The right knee was giving me a bit of grief and after seeing the consultant in Northumberland, it was bad news. Apparently there was an infection in the knee and the full joint had to be removed, which was massive set back for me. The joint was taken out and a ‘spacer’ put in place to keep the Femur, the Tibia and the Fibula apart. The leg was then pumped full of antibiotics and I was hopping around on crutches for three full months! When the consultants were sure that the infection was well and truly gone, The ‘spacer’, all scar tissue and what was left of any ligaments were removed and a full chrome joint implemented. So there I was, with yet another 30 plus staples in my limb but on the mend again, or so I thought! I was managing to get around without crutches but had some really bad pains in the left leg and went to get checked out.
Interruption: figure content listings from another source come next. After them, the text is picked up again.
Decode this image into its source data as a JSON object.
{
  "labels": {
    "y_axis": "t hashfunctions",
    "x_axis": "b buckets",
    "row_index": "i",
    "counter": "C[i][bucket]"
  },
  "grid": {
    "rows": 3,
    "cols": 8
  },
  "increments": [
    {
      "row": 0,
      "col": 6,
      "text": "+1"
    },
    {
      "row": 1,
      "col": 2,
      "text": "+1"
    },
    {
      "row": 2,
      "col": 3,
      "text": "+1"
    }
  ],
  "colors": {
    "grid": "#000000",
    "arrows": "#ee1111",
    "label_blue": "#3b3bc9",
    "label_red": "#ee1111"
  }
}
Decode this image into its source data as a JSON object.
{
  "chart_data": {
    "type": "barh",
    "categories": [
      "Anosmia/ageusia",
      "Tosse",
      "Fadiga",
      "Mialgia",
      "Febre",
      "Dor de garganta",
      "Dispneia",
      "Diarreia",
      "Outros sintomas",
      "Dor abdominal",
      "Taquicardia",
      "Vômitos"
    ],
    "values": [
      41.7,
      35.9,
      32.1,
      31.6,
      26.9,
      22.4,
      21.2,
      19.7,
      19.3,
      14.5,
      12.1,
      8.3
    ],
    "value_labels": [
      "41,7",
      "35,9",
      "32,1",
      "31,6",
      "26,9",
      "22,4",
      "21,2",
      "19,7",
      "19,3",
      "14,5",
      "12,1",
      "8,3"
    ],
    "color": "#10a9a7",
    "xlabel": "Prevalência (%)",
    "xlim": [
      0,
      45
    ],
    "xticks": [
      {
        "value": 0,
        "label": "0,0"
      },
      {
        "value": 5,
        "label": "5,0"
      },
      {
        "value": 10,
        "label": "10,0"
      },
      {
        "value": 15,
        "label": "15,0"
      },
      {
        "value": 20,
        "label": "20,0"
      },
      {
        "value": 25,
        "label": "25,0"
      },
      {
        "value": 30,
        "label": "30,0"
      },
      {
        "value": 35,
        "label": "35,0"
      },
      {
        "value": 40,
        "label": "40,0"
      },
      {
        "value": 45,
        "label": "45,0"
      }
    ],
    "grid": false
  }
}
The staff at A&E at Wansbeck hospital said that I damaged the tissues in my and sent me packing, advising me to rest. A couple of days later, I couldn’t stand on the leg and returned to the hospital. They rushed me in an ambulance to Newcastle’s Freeman hospital stating that there was no blood flow into the foot and I was in serious danger of losing the leg. I had to have a vein/artery graft because the femaral posterior tibial artery had blocked and I was in surgery for around nine hours. The worst case scenario was amputation of the lower leg or the loss of two or three toes. The operation was deemed a success and the sense of relief when waking to find both lower limbs still intact is indescribable. So it was a case of resting the leg in the hospital for a week and that meant around a hundred mile trip for Linds and the boy each day….. not ideal.
Chaz dropped everything and came straight up from “God’s own County” to visit me and see if there was anything I needed. He spent a good couple of hours at the bedside and then set off back home, a top man! Another top geezer that turned up out of the blue was Doug. He’d apparently come over from Spain to see family and visit his old man’s grave in Northumberland, whereupon, he thought he’d call in on Linds and myself. It was a nice surprise when the big fella walked into the hospital ward clutching a bunch of grapes!
I was recovering well but developing properties was becoming harder as the market was tight and the prices had stabilised, I realistically knew that we would have to contemplate moving back down to Yorkshire. People always state that working for family is, most of the time, a no-go area and I can only say that I gave it my best shot but it was just not meant to be. Not to worry, there was no ‘fall out’ or anything like that, we just called it a day and it was back down ‘home’. Pete thought the country was going down the tubes and was looking to move abroad with Sue and the boys.
My daughter Lucy married Robin and I couldn’t have hoped for a better son-in –law. The wedding was a plush event and quite a few people put the effort in to ensure that, mainly Lucy’s mum Sue. Walking down that aisle and giving my daughter away was a really proud and prestigious moment for me. My baby was all grown up and I think that her mother and I had done a half decent job in assisting that. I reckon that my ‘Father’s speech’ went down quite well, I received a good round of applause and no boos and hope I did them proud. I remember thinking that even though I’d been a Best Man four times, giving a speech as the Father of the bride was the most difficult.